Everyone while applying refered to urology residency programs in tiers. Where is everyone obtaining this information? I look on program websites and can't gauge what tier any of the programs are. Specifically could someone tell me about the tiers for programs in the northeast/mid atlantic area?
Tiers are person-dependent in almost all cases. Many of these on here are word-of-mouth combined with US News and World rankings, and I wouldn't put much stock into them unless you trust someone or have heard it over and over again. Plenty of people would rank a program like Indy over Hopkins or MGH, though others would argue for the opposite. Totally depends on what you're looking for, as some programs are great at research, but you don't operate much at all. Others let you operate a ton but have hardly any research (Penn, for example). Nothing I read on here about "tiers" helped in the actual match process when making my list, as there are so many factors to consider. All programs have strengths and weaknesses, with things like location, experience, cost of living, reserach, fellowship opportunities, etc. all coming into play. Obviously places like Columbia, Sinai, Lahey, MGH, Brigham, Hopkins, Penn, etc. have the "name recognition," but I had a few places ranked 8 or 9 on my list that other people put #1, and vice versa for the reasons listed above. Good luck and know that there are almost no "bad" programs out there and all will get you to where you want to go. Seeing a program on a Sub-I or an interview/second look is the best way to figure out if it's what you're looking for, and that's often how you'll optimize the changes of matching there.
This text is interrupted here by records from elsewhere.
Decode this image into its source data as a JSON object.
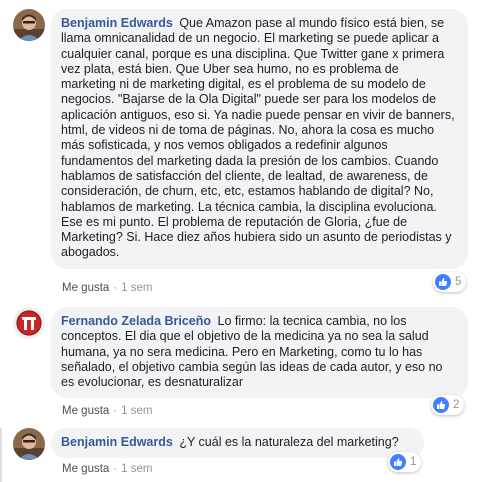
{
  "comments": [
    {
      "author": "Benjamin Edwards",
      "text": "Que Amazon pase al mundo físico está bien, se llama omnicanalidad de un negocio. El marketing se puede aplicar a cualquier canal, porque es una disciplina. Que Twitter gane x primera vez plata, está bien. Que Uber sea humo, no es problema de marketing ni de marketing digital, es el problema de su modelo de negocios. \"Bajarse de la Ola Digital\" puede ser para los modelos de aplicación antiguos, eso si. Ya nadie puede pensar en vivir de banners, html, de videos ni de toma de páginas. No, ahora la cosa es mucho más sofisticada, y nos vemos obligados a redefinir algunos fundamentos del marketing dada la presión de los cambios. Cuando hablamos de satisfacción del cliente, de lealtad, de awareness, de consideración, de churn, etc, etc, estamos hablando de digital? No, hablamos de marketing. La técnica cambia, la disciplina evoluciona. Ese es mi punto. El problema de reputación de Gloria, ¿fue de Marketing? Si. Hace diez años hubiera sido un asunto de periodistas y abogados.",
      "like_label": "Me gusta",
      "time": "1 sem",
      "reaction_count": "5",
      "avatar": "person-avatar"
    },
    {
      "author": "Fernando Zelada Briceño",
      "text": "Lo firmo: la tecnica cambia, no los conceptos. El dia que el objetivo de la medicina ya no sea la salud humana, ya no sera medicina. Pero en Marketing, como tu lo has señalado, el objetivo cambia según las ideas de cada autor, y eso no es evolucionar, es desnaturalizar",
      "like_label": "Me gusta",
      "time": "1 sem",
      "reaction_count": "2",
      "avatar": "logo-avatar"
    },
    {
      "author": "Benjamin Edwards",
      "text": "¿Y cuál es la naturaleza del marketing?",
      "like_label": "Me gusta",
      "time": "1 sem",
      "reaction_count": "1",
      "avatar": "person-avatar"
    }
  ],
  "separator": "·",
  "colors": {
    "author": "#385898",
    "bubble": "#f2f3f5",
    "like_blue": "#4080ff",
    "meta": "#90949c"
  }
}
This is pretty controversial, but just to give you a sense of what people refer to as top tier, they are probably talking about (in no particular order) places like: UCLA, UCSF, Hopkins, Mayo, Northwestern, Duke, Emory, Vanderbilt, Cleveland Clinic, MGH, Cornell, Michigan, Penn, Indiana.This is by no means a complete list, and I'm sure I've missed some of the top tier programs. But, in choosing programs for residency, it's probably more important to look at programs for qualities attractive to you. For example: does the program have a community hospital/VA (where residents usually have more autonomy)? Is the location good for you? Is the call schedule good? Are there a lot of fellows that will take your cases away from you? Do they have a good case mix?Residency is a little different from applying to medical school, where many people care about the ranking of the school. With residency, you should be comfortably with the people you work with, be confident that you will be trained well as a urologist, and have a decent quality of life while training.
Thank you for your insights. Yeah this question can stir up a lot of opinions and emotions. I appreciate the nugget on about the VA.